管家一愣:"世子,对方连名字都没留,往哪送?况且库房空虚……"

"不必贵重,挑几匹我从边关带回的细毛毡。质地柔软,御寒极佳,边关独有,不算厚礼却也不失礼数。"他顿了顿,"直接送去陈府,不署名,不留话,放下就走,如同对方送来时一般。"

"世子这是……"

陆衡川转头,眼底透着深谙世事的沉敛,嘴角勾起一抹极淡极冷的弧度:"试探。他送无名参,我回无名礼,他抹去痕迹,我亦不留线索。他想探我的底,我便顺着他的意,也探探他的底,看这位陈大人究竟想做什么,究竟是敌是友。"
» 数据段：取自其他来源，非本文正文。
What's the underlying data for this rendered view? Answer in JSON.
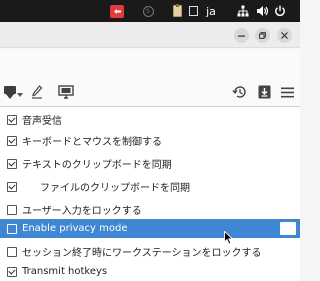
{
  "system_bar": {
    "language": "ja",
    "icons": [
      "remote-desktop-icon",
      "s-status-icon",
      "clipboard-icon",
      "message-icon",
      "network-icon",
      "volume-icon",
      "power-icon"
    ]
  },
  "window": {
    "buttons": [
      "minimize-icon",
      "restore-icon",
      "close-icon"
    ]
  },
  "toolbar": {
    "left_icons": [
      "shield-icon",
      "pen-icon",
      "monitor-icon"
    ],
    "right_icons": [
      "history-icon",
      "download-icon",
      "hamburger-menu-icon"
    ]
  },
  "menu": {
    "items": [
      {
        "label": "音声受信",
        "checked": true,
        "indent": false,
        "highlighted": false
      },
      {
        "label": "キーボードとマウスを制御する",
        "checked": true,
        "indent": false,
        "highlighted": false
      },
      {
        "label": "テキストのクリップボードを同期",
        "checked": true,
        "indent": false,
        "highlighted": false
      },
      {
        "label": "ファイルのクリップボードを同期",
        "checked": true,
        "indent": true,
        "highlighted": false
      },
      {
        "label": "ユーザー入力をロックする",
        "checked": false,
        "indent": false,
        "highlighted": false
      },
      {
        "label": "Enable privacy mode",
        "checked": false,
        "indent": false,
        "highlighted": true
      },
      {
        "label": "セッション終了時にワークステーションをロックする",
        "checked": false,
        "indent": false,
        "highlighted": false
      },
      {
        "label": "Transmit hotkeys",
        "checked": true,
        "indent": false,
        "highlighted": false
      }
    ]
  },
  "colors": {
    "system_bar": "#1a1a1a",
    "highlight": "#3f86d3",
    "remote_icon": "#e23b3b"
  }
}
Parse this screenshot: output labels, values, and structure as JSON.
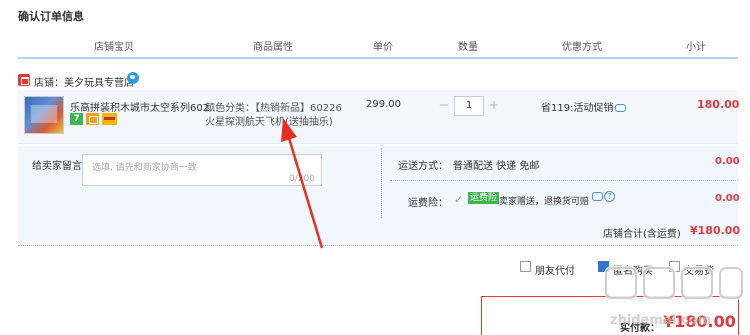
{
  "page": {
    "title": "确认订单信息"
  },
  "table_header": {
    "col_item": "店铺宝贝",
    "col_attr": "商品属性",
    "col_price": "单价",
    "col_qty": "数量",
    "col_promo": "优惠方式",
    "col_subtotal": "小计"
  },
  "shop": {
    "label": "店铺：美夕玩具专营店"
  },
  "item": {
    "title": "乐高拼装积木城市太空系列602...",
    "attr_line1": "颜色分类：【热销新品】60226",
    "attr_line2": "火星探测航天飞机(送抽抽乐)",
    "price": "299.00",
    "qty_minus": "−",
    "qty_value": "1",
    "qty_plus": "+",
    "promo": "省119:活动促销",
    "subtotal": "180.00",
    "svc_icon_1": "7"
  },
  "message": {
    "label": "给卖家留言：",
    "placeholder": "选填, 请先和商家协商一致",
    "count": "0/200"
  },
  "shipping": {
    "label": "运送方式：",
    "value": "普通配送 快递 免邮",
    "fee": "0.00"
  },
  "insurance": {
    "label": "运费险：",
    "check": "✓",
    "badge": "运费险",
    "desc": "卖家赠送，退换货可赔",
    "help": "?",
    "fee": "0.00"
  },
  "shop_total": {
    "label": "店铺合计(含运费)",
    "value": "¥180.00"
  },
  "options": {
    "friend_pay": "朋友代付",
    "anonymous": "匿名购买",
    "fee_note": "交易费"
  },
  "payment": {
    "label": "实付款：",
    "value": "¥180.00"
  },
  "watermark": {
    "text": "值 什么值得买"
  },
  "colors": {
    "price_red": "#e4393c",
    "header_line": "#b2d1ff",
    "panel_bg": "#f2f7ff",
    "annotation_arrow": "#e8301e"
  }
}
他要试探这位陈大人的目的,更要试探,这个人,到底是不是他心中所想的那个人。

管家豁然开朗,躬身应下。

廊下恢复寂静,陆衡川望向庭院深处,他知道,从陈景殊送出这支老参开始,他在京中的蛰伏便已被打破,围绕定远侯府的他转身入内院,浓重药香扑面而来。

床榻之上,侯夫人久病孱弱,面色枯槁,咳喘微弱,十余年忧思积郁,早已掏空身子。见他进来,她勉强抬眼,眼底尽是心疼。

"衡川,你来了……"她勉强扯出一抹温柔的笑,想抬手却连力气都没有,只能微微动了动手指,眼底满是对儿子的心疼与牵挂。

陆衡川快步走到床边,轻柔替母亲掖好被角,与方才廊下的沉敛冷硬判若两人。看着母亲憔悴的面容,他心头泛起细密的疼。

"母亲,怎么又坐起来了?大夫吩咐多卧床歇息。"

"躺久了乏得慌……衡川,别总耗在我这,你刚回京,京中局势复杂,那些旧部那些朝堂的事还要多费心……"

她心里清楚,儿子根本不是外界传言的纨绔子弟。

那些年在边关,他一个十几岁的少年,骤然遭遇家门巨变,独自一人扛起整个侯府的重担,护着她这个病弱的母亲,在苦寒之地苦苦支撑十余年,从未有过半句怨言。如今回京,也不过是换了一个战场,这座皇城,比边关更险恶,更残酷,边关是明枪明刀,京城却是人心叵测,暗箭难防。

"母亲安心养病,什么都不用想。"陆衡川握住母亲冰凉的手,声音沉稳有力,"外头的事有我在。侯府旧部我会慢慢安置,父兄真相我会一点点查清楚,京中的风风雨雨我来挡。您只要好好养身体,等侯府重新站起来那一天。"

侯夫人眼眶泛红,强忍着没落泪。她除了默默支持,别无他法。

陆衡川陪着母亲直到她困倦歇息,才轻手轻脚退出房间,关上门的那一刻,温柔尽数褪去,恢复往日沉敛冷硬。

与此同时,陈府书房内静谧无声。

陈景殊一袭月白锦袍端坐案前,长发仅用玉簪束起,周身透着文人清雅,又藏几分不易察觉的冷冽。

案上堆满凉州贪腐案卷宗,他正垂眸翻阅,目光锐利,不放过任何细微破绽。

"大人,定远侯府送来的回礼。"管家捧着朴素木箱躬身呈上。